As opposed to both the expense, and uncertainty of getting a perfectly seamless-appearing union between two Plastic sheets, correcting the Drywall issues and repainting is a vastly superior choice.
Unless....your wall is a complete disaster. Uneven studs, poorly done Tape joints, deep nicks, cracks, gouges....all present needs and skills few DIY'ers posses. Even then, if the Screen Real Estate is epic, overlaying and finishing Drywall is still a "most economic" choice whose final finish is at least dependent upon you/others efforts....not a "mfg".
Minor blemishes that a High Contrast paint amplifies....? You simply "erase" them, blot 'em out, smooth, prime, and paint again. Be assured, if the Framing is true, and it's simply a Texture or paint blemish issue, correction is a better solution that trying to create an ideal surface from "two" ideal surfaces.
Of course, the latter "could be done", but one way of 'doing' it requires a purposefully made, beveled edge seam that is filled and float sanded into a light skim of Drywall compound that covers the entire expanse of the Sintra sheets. Everything is sanded equally. If your gonna have to do all that....you might as well be doing it with the original Dry wall.
And...there are other inexpensive choices. Large 17 mil sheets of vinyl, 10' x 12". IMO a better substrate to start out with than BOC, and it's no more expensive "than".
DIY can take you down some very different paths. The most used applications and methods are usually the most successful. Some simply require a degree of "opt in" effort that is higher than others, but very few who have gone down such paths will dispute the worthiness of such a choice.
atl999, if you hit upon a specific choice of action "you" feel comfortable with, you can count on all the advisory help you'll need, and you're end results will be better for it.

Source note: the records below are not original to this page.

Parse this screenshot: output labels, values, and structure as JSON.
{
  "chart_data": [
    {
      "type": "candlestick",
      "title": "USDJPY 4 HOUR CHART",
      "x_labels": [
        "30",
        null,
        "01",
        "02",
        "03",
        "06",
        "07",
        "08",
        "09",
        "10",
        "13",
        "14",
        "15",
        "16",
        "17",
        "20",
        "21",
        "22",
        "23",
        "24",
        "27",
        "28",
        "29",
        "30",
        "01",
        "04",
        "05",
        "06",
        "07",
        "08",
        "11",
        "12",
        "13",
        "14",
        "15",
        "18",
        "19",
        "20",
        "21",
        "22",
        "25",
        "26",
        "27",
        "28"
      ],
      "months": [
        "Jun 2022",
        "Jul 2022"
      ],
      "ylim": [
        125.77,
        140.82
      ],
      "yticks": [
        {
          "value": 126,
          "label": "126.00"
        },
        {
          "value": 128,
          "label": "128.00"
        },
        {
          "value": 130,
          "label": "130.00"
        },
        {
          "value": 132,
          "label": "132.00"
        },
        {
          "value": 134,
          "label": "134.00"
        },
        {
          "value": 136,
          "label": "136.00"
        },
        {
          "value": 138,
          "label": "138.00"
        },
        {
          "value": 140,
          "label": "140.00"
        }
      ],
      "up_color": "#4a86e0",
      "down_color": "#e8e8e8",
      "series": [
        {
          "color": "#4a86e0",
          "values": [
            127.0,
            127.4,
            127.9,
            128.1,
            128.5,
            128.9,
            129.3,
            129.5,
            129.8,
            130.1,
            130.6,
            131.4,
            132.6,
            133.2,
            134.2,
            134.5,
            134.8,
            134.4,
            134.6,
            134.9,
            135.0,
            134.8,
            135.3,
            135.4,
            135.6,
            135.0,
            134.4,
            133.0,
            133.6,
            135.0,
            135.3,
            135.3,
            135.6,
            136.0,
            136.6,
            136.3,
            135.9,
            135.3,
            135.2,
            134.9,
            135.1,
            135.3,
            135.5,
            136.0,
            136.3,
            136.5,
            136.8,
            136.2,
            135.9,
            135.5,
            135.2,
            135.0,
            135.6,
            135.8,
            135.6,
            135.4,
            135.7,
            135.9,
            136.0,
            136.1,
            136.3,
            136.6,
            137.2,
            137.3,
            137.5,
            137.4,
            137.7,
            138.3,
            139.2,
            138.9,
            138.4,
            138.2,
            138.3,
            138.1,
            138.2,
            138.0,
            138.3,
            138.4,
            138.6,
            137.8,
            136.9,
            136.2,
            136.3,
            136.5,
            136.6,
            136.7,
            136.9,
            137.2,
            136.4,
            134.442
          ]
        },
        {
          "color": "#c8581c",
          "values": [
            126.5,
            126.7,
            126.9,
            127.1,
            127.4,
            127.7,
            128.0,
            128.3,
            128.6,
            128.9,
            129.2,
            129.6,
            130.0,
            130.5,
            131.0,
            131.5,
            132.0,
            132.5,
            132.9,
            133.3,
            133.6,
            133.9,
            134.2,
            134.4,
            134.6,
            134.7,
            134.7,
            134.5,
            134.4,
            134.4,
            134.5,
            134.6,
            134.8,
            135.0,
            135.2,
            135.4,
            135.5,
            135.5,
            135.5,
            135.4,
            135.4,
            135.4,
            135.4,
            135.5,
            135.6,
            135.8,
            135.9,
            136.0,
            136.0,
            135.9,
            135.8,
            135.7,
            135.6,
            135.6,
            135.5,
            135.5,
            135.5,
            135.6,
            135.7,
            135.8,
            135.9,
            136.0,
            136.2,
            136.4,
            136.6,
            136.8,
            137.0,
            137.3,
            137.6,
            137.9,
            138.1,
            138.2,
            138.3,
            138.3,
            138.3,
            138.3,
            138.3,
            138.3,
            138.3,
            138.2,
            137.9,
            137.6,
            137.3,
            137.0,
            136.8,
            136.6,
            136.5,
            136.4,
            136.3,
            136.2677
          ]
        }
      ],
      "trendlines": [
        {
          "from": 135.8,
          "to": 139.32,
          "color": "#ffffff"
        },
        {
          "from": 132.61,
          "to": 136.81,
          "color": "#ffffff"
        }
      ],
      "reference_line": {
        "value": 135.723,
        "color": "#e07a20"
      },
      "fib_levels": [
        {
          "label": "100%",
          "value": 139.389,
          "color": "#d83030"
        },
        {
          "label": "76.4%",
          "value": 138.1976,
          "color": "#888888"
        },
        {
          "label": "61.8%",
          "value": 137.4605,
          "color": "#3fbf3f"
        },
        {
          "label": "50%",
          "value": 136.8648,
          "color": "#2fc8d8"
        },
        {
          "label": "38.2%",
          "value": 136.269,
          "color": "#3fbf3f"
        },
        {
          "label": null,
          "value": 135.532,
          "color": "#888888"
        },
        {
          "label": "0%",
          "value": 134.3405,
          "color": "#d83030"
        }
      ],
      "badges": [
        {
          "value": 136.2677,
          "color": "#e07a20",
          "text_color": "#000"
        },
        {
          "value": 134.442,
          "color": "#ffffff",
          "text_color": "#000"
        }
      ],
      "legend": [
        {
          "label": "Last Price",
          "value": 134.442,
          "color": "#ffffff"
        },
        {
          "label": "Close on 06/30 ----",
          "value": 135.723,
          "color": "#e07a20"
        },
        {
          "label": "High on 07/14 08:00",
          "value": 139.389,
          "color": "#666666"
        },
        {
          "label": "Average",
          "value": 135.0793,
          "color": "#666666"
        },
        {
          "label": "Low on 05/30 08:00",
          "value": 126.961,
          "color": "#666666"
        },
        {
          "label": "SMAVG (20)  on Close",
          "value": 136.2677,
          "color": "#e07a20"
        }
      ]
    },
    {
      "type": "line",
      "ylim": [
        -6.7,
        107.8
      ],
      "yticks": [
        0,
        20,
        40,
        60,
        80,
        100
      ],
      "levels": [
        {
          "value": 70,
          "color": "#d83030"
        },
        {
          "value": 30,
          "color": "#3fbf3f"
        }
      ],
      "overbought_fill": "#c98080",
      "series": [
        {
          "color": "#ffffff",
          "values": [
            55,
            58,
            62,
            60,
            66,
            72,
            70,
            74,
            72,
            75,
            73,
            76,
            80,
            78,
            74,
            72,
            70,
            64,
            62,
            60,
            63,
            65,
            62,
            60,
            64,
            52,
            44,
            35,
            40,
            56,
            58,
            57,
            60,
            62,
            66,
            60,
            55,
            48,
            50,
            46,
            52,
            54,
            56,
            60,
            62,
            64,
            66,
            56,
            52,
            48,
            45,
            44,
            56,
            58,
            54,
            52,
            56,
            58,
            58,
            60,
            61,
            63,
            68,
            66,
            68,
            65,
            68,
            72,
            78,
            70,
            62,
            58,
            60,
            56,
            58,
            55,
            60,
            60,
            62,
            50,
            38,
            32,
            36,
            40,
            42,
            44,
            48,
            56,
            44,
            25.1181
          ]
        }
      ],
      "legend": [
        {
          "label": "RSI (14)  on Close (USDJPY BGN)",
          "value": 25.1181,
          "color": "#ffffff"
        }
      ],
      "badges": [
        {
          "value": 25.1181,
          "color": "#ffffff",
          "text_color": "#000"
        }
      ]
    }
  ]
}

But if your wall is basically sound, no other method I know of will get you to your goal more quickly, effectively...and most assuredly less expensively than getting the wall in shape and repainting.
If the Dry wall isn't hanging on just a few loose screws/nails, and there is no dry-rot issues, a wall coated with decent Skim Mud pre-prep / finish coat of SF will hold up longer than you'll have use for it.
Don't worry...chose this route, and you'll get the necessary help too.